Deploy your custom instance to Google Cloud

This page shows you how to create a development environment in Google Cloud Platform, using Terraform. This is step 4 of the recommended workflow.

System overview

Here is the Data Commons setup in Google Cloud Platform (GCP):

GCP setup

You upload your data and configuration files to Google Cloud Storage, and run the Data Commons data management Docker container as a Cloud Run job. The job will transform and store the data in a Google Cloud SQL database, and generate NL embeddings stored in Cloud Storage. The services Docker container runs as a Cloud Run service, using the Docker image stored in a Google Cloud Artifact Registry repository.

Prerequisites

  • You must have a GCP billing account and project.
  • You must have relevant API keys. If you haven’t obtained them yet, see One-time setup steps in the Quickstart.
  • Install gcloud CLI on your local machine. gcloud is required for authentication and management tasks.
  • Install Terraform on your local machine. Terraform is used to automate the setup steps of all the components.
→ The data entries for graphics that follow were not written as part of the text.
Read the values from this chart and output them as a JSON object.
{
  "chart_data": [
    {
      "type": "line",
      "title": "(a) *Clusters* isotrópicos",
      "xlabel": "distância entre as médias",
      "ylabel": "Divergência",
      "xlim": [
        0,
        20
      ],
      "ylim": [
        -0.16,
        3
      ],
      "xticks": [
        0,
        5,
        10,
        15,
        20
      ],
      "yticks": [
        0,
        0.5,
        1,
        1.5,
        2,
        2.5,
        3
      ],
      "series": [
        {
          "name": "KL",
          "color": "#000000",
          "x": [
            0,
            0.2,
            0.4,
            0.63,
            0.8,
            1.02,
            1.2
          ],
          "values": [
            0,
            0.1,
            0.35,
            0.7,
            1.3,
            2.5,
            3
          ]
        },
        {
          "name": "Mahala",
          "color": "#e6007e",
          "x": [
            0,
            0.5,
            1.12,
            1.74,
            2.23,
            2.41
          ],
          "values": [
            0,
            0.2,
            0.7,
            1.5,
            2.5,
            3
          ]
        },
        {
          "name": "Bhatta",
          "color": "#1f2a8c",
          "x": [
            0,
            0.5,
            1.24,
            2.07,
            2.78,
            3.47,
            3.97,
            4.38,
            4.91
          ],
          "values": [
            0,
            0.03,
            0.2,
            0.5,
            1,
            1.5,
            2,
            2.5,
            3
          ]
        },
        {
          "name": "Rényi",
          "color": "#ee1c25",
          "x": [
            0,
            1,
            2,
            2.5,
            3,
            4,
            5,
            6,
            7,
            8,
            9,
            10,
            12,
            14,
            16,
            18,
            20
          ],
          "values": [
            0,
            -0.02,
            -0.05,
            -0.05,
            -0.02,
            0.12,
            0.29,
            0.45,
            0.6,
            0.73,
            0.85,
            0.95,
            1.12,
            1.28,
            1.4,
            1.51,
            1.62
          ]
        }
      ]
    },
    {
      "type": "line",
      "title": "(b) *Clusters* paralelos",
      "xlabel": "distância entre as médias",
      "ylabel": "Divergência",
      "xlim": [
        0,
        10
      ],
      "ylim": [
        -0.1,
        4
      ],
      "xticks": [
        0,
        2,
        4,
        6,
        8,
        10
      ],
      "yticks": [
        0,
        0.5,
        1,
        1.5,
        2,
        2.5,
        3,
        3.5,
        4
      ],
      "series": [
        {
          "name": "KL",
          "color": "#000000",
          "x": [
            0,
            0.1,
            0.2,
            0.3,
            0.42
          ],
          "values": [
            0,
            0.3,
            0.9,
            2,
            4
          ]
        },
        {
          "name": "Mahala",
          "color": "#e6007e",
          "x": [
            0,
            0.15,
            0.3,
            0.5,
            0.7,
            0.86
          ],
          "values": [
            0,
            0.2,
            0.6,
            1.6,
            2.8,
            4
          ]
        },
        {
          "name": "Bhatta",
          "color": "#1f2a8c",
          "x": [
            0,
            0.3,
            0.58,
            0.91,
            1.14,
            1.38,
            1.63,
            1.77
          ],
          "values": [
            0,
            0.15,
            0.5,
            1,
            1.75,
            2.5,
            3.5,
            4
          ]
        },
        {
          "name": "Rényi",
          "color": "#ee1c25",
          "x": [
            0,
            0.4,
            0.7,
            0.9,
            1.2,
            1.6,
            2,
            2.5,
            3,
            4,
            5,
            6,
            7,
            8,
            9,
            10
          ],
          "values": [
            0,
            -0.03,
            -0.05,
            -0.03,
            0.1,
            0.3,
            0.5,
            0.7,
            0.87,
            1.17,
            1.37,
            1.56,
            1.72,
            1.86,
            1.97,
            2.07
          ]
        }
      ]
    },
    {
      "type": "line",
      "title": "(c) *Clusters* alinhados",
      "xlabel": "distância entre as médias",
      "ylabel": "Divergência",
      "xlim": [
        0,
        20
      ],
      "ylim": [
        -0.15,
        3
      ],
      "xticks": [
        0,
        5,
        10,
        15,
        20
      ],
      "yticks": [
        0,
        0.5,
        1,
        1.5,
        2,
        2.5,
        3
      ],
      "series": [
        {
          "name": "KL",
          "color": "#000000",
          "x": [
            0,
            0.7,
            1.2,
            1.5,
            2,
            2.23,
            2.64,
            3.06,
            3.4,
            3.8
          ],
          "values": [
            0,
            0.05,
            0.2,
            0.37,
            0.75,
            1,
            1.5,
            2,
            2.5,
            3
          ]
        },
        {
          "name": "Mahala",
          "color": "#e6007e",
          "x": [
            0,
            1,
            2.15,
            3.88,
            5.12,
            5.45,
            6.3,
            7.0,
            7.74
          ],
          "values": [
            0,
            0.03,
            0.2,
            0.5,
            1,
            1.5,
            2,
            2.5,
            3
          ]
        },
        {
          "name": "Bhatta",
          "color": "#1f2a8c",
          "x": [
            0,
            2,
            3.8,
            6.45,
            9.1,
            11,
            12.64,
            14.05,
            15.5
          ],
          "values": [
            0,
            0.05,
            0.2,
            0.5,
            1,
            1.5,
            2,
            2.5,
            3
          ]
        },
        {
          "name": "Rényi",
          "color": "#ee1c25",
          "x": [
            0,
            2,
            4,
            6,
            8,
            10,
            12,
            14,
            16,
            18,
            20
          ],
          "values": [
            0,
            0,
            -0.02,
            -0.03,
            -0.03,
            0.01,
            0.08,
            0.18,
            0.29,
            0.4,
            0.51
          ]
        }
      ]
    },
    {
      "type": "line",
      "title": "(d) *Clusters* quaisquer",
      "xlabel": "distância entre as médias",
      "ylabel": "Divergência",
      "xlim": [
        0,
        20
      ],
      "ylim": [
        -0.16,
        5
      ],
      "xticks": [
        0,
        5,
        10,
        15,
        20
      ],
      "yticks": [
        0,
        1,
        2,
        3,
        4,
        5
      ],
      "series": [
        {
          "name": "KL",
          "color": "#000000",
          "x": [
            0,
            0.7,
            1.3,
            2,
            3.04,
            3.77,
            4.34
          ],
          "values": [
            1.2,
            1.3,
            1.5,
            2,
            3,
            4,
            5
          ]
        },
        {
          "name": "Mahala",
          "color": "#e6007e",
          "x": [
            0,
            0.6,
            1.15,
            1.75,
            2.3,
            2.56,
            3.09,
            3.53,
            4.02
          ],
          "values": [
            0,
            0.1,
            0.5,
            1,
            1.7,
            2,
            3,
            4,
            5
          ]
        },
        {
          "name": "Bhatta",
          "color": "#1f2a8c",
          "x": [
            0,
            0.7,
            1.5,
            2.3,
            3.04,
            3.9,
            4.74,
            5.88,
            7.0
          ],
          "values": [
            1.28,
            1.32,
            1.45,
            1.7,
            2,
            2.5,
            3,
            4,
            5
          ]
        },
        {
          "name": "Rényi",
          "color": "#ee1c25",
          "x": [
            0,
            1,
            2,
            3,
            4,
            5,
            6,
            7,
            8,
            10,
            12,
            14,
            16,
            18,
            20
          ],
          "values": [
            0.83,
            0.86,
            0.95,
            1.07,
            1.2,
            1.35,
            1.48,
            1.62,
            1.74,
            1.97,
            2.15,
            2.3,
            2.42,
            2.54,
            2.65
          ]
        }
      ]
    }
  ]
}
Generate credentials for Google Cloud authentication

You will need to regenerate credentials on a periodic basis whenever you run gcloud or Terraform scripts. You can also adjust the frequency with which credentials must be refreshed; see https://support.google.com/a/answer/9368756 for details.

From any directory, run:

gcloud auth application-default login

This opens a browser window that prompts you to enter credentials, sign in to Google Auth Library and allow Google Auth Library to access your account. Accept the prompts. When it has completed, a credential JSON file is created in $HOME/.config/gcloud/application_default_credentials.json. Use this in the command below to authenticate from the docker container.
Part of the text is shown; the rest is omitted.